Radical Figures, Whitechapel Gallery: ‘Anxious interrogation of the 21st-century condition’

A visitor takes in two paintings by Nicole Eisenman. Photograph: David Parry / PA Wire

Long shunned by the most innovative artists, figurative painting has in recent years made a comeback.

Radical Figures at the Whitechapel Gallery gathers together ten of the most interesting contemporary painters from around the world for a revelatory look at where painting is going today.

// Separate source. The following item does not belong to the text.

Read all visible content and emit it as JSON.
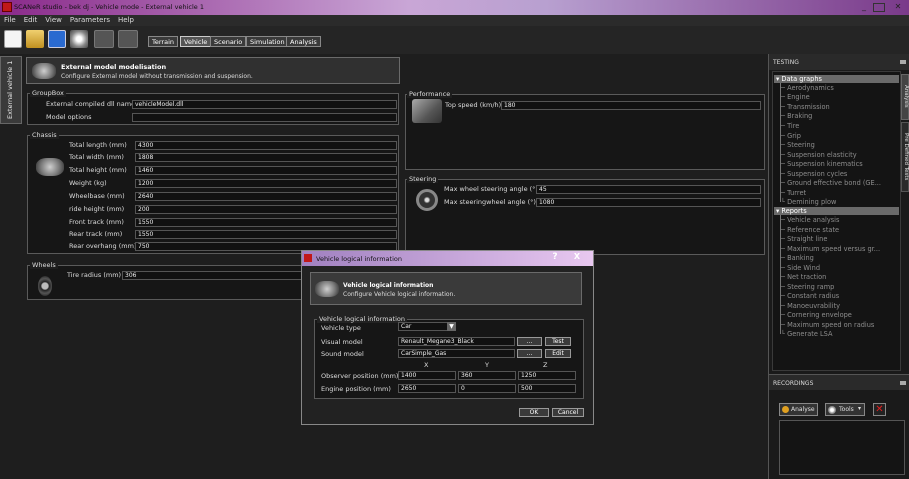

Tarifa by Daniel Richter, 2001.
Image: Daniel Richter / DACS, London 2019 / courtesy of Galerie Thaddaeus Ropac

Rippling through this collection of work are many of the core concerns of the 21st century: social ills and complex identities – represented in a number of cases by bodily distortion and fragmentation – depicted via the tropes of classical painting, street art, comics, and traditional genres from a range of cultures.

As visitors enter the exhibition, they are met immediately with contemporary social themes in Daniel Richter’s striking 2001 painting Tarifa of an inflatable overloaded with refugees, cast in the lurid tones of the infrared technology used by border patrols to detect those who attempt to escape atrocities by sea.

Political issues are prominent also in Tala Madani’s more intimate meditations on the cultural expectations of men and women in different cultures, including her native Iran and her adopted US.

Nicole Eisenman’s Bosch-like Progress, Real and Imagined engages on an epic scale with the social complexity of our multifarious world.

Artist Michael Armitage with their paintings. Photograph: David Parry / PA Wire

Bodies loom large in this exhibition, from the graceful forms of Michael Armitage, who explores sexual taboos in Africa, to the sewn figures of Tschabalala Self that channel the African-American experience through quintessentially female domestic media.

Dana Schutz’s Man Eating His Chest and Saturn deploy the grotesque and the absurd to convey complex psychological states.

Colour also surrounds the visitor. Christina Quarles’s distorted bodies in digital-psychedelic tones almost jump off the canvas, while Sanya Kantarovsky’s luminous cartoon-like figures on sombre backgrounds use humour to explore dark subject matter.

Casually Cruel by Christina Quarles, 2018. Photograph: Damian Griffiths

The subtle hues that pervade Ryan Mosley’s ambiguous faces invite meditation, while Cecily Brown’s large assemblages of colour and shape offer a distinctly feminine slant to classical compositions.

Taken together, this body of work can be seen as a rather anxious interrogation of the 21st-century condition: gender discrimination, racism, violence and dislocation are themes that abound in this exhibition.

At the same time, the collection can also be read as an exuberant celebration of traditional painterly devices rediscovered and reinvented.

Perhaps, as in the 1930s, art flourishes while society tears itself apart?

Radical Figures runs until 10 May at the Whitechapel Gallery, 77-82 Whitechapel Street, E1 7QX.